You can try in a similar way to solve the second part.
To find the probability of getting more tails than heads and getting at least two heads when four coins are tossed, we can use the concept of counting favorable outcomes over the total number of possible outcomes.
Step 1: Count the favorable outcomes:
In this case, we want to get more tails than heads and at least two heads. Let's break it down into cases:
Case 1: Three tails and one head:
The possible outcomes for this case are TTHH, THTH, and THTT. So, there are three favorable outcomes in this case.
Case 2: Four tails:
The only possible outcome for this case is TTTT, which is one favorable outcome.

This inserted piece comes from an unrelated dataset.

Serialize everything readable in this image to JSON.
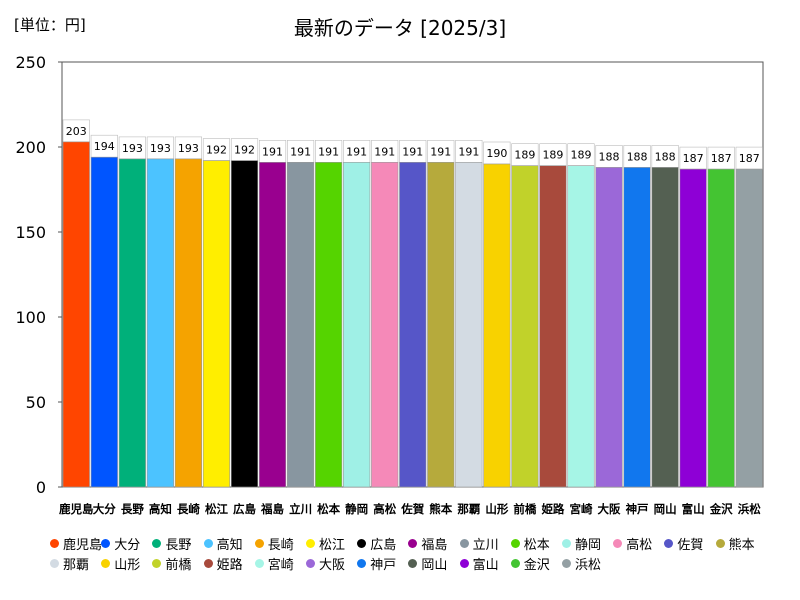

Hence, we have a total of four favorable outcomes.
Step 2: Count the total number of possible outcomes:
When tossing four coins, each coin has two possible outcomes (heads or tails). Therefore, the total number of possible outcomes is 2^4, which is 16.
Step 3: Calculate the probability:
The probability is calculated by dividing the favorable outcomes by the total number of possible outcomes. In this case, the probability is 4 favorable outcomes divided by 16 total outcomes, which simplifies to 1/4 or 0.25.
Therefore, the probability of getting more tails than heads and getting at least two heads when four coins are tossed is 0.25 or 1/4.